Break Your Habits with Three Easy Words
Got a bad habit that needs breaking? How about a good habit you need to start making? Researchers have discovered “exciting” news about how our brains process habits and are now ready to reveal the science behind it. Is your smart phone glued to your hand and avoid human contact? Do you play video games instead of going to the gym? How about drinking too much wine which typically leads to crying? Rejoice that you are not alone and help is on the way with the knowledge of the three R’s: Reminder, Routine, Reward.
“We were going to call it the three D’s,” explained on of the scientists, “but the focus group said that denial, delusion and disappointment were too depressing, which could actually be the fourth D when it comes to dropping a bad habit.”

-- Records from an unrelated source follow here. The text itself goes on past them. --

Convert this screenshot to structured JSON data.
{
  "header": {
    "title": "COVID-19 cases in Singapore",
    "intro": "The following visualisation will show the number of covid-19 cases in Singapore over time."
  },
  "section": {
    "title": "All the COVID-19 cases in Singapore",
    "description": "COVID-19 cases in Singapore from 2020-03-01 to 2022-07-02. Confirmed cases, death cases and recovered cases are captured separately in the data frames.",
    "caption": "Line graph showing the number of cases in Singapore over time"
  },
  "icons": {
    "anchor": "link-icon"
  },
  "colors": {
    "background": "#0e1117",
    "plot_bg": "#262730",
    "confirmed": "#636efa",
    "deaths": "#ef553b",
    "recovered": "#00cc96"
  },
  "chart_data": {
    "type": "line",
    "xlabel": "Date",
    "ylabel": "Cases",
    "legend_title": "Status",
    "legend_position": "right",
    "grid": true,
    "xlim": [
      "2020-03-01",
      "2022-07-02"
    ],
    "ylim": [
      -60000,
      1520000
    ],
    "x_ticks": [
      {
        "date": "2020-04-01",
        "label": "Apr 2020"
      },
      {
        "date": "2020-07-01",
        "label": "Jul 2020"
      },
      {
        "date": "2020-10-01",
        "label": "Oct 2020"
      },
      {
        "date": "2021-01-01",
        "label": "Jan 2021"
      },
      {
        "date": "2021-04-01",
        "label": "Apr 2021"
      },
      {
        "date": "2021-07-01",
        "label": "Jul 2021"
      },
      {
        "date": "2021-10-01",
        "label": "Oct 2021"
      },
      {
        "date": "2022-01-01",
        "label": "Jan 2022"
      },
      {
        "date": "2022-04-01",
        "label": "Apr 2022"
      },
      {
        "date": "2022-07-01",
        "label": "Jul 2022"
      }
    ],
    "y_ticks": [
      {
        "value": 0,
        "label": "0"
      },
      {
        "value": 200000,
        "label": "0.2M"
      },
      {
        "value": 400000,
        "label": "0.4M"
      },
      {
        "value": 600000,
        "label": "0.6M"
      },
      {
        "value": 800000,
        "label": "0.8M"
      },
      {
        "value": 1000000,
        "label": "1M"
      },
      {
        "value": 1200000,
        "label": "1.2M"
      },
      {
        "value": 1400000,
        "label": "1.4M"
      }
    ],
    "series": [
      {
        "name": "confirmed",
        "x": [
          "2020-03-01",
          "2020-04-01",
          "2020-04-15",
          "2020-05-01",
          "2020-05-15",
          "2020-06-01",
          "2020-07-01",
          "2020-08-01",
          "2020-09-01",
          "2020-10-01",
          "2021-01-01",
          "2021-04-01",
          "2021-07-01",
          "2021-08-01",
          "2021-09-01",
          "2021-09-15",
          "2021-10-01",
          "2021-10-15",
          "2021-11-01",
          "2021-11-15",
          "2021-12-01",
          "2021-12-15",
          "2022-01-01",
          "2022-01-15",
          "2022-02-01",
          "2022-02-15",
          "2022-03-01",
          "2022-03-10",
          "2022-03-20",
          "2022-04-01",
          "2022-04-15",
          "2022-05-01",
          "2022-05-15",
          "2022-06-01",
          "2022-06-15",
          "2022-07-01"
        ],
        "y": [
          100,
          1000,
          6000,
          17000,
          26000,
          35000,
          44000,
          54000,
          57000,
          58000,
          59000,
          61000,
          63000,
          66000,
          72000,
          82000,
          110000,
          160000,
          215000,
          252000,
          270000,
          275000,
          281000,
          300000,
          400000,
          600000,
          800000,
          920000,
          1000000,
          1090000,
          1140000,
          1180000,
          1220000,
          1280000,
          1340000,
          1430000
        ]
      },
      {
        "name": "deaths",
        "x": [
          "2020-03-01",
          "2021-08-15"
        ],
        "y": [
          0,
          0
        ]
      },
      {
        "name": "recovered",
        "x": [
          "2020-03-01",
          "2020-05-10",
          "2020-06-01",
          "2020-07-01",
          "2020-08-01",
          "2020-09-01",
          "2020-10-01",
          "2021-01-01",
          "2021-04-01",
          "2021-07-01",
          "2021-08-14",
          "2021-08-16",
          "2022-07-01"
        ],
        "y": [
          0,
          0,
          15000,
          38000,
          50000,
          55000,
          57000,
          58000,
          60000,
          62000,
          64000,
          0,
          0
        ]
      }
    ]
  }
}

Here’s how it works. Let’s say your anxiety kicks in – this is your reminder to go smoke a cigarette – which is your routine, and when the sense of calm is restored – your reward. When the reward is positive, the desire to repeat the action will be reinforced and a new habit will be formed.
“When I was a kid,” said one of the research participants, “my dad caught me smoking and made me smoke an entire pack cigarettes. One after the other until I threw up. I’m happy to say I haven’t smoked a cigarette since then.”
One of the quickest ways to transform a habit is to replace with a different one. For example, when anxiety kicks in, replace the routine with something other than smoking. Try chewing gum, doing five sit-ups or petting your dog (if you have one, if not, go get one). The objective is to pick something easy so lasting change can occur. For once in your life it’s preferable to set the bar low.
“It was an interesting hypothesis,” said a woman in data entry. “They suggested if you wanted to start the habit of flossing your teeth, start by just flossing one. Who flosses one tooth? I swear these scientists are just fucking with us sometimes.”
So what’s the takeaway with starting and stopping habits? Scientists say it’s important to reward yourself for trying. Celebrating small successes each step of the way helps us stick to our new habits and make them routine.
“I couldn’t agree more,” said a researcher. “Every time a go to the gym, I reward myself with a cheeseburger. It’s why I keep going back at least once a week.”